TC Media Catherine Paquette Les manifestants sont passés devant l'école Saint-Nom-de-Jésus, fermée en 2012 pour moisissures.

Enseignants, employés de soutien, familles et politiciens ont marché par centaines dans les rues d’Hochelaga-Maisonneuve samedi après-midi. Les intervenants du quartier, où trois écoles sont fermées pour cause d’insalubrité, ont élevé leurs voix pour un réinvestissement massif en éducation.

Le temps presse, tant pour les infrastructures locales que pour les services aux élèves, font valoir Carole Poirier, députée du Parti Québécois, et Diane Beaudet, commissaire scolaire à la Commission scolaire de Montréal. À Hochelaga-Maisonneuve, les écoles primaires Hochelaga et Saint-Nom-de-Jésus sont barricadées: la moisissure a pris d’assaut les structures, obligeant les élèves et le personnel à être relocalisés. L’école Baril, qui avait fermé pour la même raison, est actuellement en reconstruction. 

«Les enfants de tout le sud du quartier se déplacent tous les matins dans Rosemont et dans l’est de Montréal pour aller à l’école. Même les tout petits», déplore Carole Poirier, qui demande un avancement dans les dossiers de ces trois écoles.

L’école Irénée-Lussier, en manque flagrant de locaux adaptés à sa clientèle à besoins spéciaux, constitue un autre enjeu dans le quartier.
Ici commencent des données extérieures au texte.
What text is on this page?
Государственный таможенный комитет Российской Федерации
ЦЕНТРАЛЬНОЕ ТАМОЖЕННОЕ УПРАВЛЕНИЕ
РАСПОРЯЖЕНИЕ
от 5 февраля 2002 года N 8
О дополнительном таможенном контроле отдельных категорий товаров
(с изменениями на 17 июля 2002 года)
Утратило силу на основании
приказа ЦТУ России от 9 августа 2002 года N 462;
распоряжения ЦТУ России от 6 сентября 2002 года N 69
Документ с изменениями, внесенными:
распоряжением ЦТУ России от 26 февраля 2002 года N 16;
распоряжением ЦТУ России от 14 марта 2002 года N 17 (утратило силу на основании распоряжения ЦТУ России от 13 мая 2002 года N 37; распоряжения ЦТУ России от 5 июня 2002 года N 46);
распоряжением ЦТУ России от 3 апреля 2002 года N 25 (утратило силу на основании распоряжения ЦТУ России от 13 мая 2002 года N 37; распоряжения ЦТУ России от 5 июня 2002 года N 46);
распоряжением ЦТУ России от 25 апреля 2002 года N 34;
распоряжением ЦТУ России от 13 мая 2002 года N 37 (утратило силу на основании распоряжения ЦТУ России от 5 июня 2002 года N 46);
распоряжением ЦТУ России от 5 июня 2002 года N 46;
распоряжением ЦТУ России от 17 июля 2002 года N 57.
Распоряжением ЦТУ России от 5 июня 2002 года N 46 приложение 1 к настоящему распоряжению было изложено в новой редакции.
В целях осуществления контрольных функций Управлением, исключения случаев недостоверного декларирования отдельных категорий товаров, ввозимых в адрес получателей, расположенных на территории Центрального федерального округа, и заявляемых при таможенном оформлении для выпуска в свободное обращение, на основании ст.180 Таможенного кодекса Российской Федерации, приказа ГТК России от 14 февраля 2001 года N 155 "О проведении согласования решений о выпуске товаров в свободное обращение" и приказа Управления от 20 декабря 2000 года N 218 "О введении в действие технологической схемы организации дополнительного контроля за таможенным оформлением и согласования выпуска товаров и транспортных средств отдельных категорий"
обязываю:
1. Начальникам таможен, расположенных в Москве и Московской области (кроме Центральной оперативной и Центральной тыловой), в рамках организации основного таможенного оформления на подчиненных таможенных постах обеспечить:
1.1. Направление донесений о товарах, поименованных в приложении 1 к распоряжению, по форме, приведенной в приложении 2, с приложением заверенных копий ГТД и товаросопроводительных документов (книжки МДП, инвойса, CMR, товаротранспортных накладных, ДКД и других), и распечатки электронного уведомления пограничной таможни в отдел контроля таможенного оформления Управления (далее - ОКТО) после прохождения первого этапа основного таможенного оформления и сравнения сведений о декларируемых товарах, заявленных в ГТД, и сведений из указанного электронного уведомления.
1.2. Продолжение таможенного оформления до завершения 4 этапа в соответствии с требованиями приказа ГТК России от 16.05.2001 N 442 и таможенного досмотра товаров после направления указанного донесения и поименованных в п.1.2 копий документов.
La croissance de la population autiste et atteinte de déficience a d’ailleurs nécessité l’ajout de pavillons et de roulottes pour cette école, qui ne convient plus à sa clientèle, selon la députée.
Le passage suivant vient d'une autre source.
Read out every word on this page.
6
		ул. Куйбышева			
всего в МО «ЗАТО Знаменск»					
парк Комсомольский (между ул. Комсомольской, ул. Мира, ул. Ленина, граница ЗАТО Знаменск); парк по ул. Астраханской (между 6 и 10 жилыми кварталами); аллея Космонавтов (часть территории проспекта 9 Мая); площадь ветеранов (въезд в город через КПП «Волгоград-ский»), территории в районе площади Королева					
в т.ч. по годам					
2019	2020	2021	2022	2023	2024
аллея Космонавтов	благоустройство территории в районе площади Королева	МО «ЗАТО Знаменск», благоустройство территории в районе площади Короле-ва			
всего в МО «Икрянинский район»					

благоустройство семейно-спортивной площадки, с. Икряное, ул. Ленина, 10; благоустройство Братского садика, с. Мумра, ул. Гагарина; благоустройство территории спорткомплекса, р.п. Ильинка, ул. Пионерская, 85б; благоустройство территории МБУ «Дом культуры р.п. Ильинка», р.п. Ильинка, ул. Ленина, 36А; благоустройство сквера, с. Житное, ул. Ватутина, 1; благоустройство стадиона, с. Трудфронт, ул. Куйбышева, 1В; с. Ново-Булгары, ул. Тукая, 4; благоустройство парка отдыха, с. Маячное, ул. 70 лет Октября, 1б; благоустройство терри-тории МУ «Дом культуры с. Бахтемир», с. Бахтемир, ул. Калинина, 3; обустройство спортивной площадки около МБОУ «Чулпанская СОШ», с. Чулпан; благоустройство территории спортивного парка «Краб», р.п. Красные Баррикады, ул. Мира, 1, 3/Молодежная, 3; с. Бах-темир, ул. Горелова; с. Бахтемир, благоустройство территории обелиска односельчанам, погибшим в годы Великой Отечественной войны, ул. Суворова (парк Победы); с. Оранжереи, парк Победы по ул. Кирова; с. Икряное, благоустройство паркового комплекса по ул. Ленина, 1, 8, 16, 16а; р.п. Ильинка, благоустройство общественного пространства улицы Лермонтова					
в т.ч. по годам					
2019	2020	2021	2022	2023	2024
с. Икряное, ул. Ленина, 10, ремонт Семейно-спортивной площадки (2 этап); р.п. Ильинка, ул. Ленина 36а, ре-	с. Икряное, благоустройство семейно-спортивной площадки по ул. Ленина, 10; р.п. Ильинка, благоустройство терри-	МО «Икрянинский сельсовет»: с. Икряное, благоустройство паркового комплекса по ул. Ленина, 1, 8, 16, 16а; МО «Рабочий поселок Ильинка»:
«Ce sont deux gros enjeux dans le quartier qui montrent à quel point on est sous-financé, on a pas assez d’argent pour éduquer nos enfants de façon adéquate», fait valoir Diane Beaudet, commissaire.

Population démunie
Le manque de financement de l’école publique les inquiète aussi, compte tenu de la population vulnérable qui fréquente les établissements scolaires d’Hochelaga-Maisonneuve.

«On a une population démunie, qui a des besoins particuliers, qui a un grand besoin de services de psycho-éducateurs et d’orthophonie, parce que c’est ce qui vient avec la pauvreté.  On voit cette diminution des services un peu partout», dénonce la députée. 

«Tout est en péril, on essaie de sauver les meubles», renchérit Diane Beaudet.

La manifestation organisée par la Fédération autonome de l’enseignement (FAE) a d’ailleurs mené les participants devant l’école Saint-Clément, les écoles primaire et secondaire Chomedey de Maisonneuve, l’école Saint-Nom-de-Jésus, puis l’école spécialisée Iréné-Lussier, avant de se terminer à la station de métro Pie-IX.

«Nous sommes dans la rue aujourd’hui pour protéger nos écoles et pour assurer la pérennité de cette belle idée qu’est l’école publique», a lancé Sylvain Malette, président de la FAE, avant d’entamer la marche. Le président a refusé la semaine dernière l’offre du gouvernement Couillard d’investir 500M$ dans les infrastructures scolaire, admettant qu’il en faudrait des milliards pour remettre à niveau le parc immobilier.

La FAE est toujours à la table de négociation avec le gouvernement pour le règlement de la convention collective des 34 000 enseignants qu’elle représente.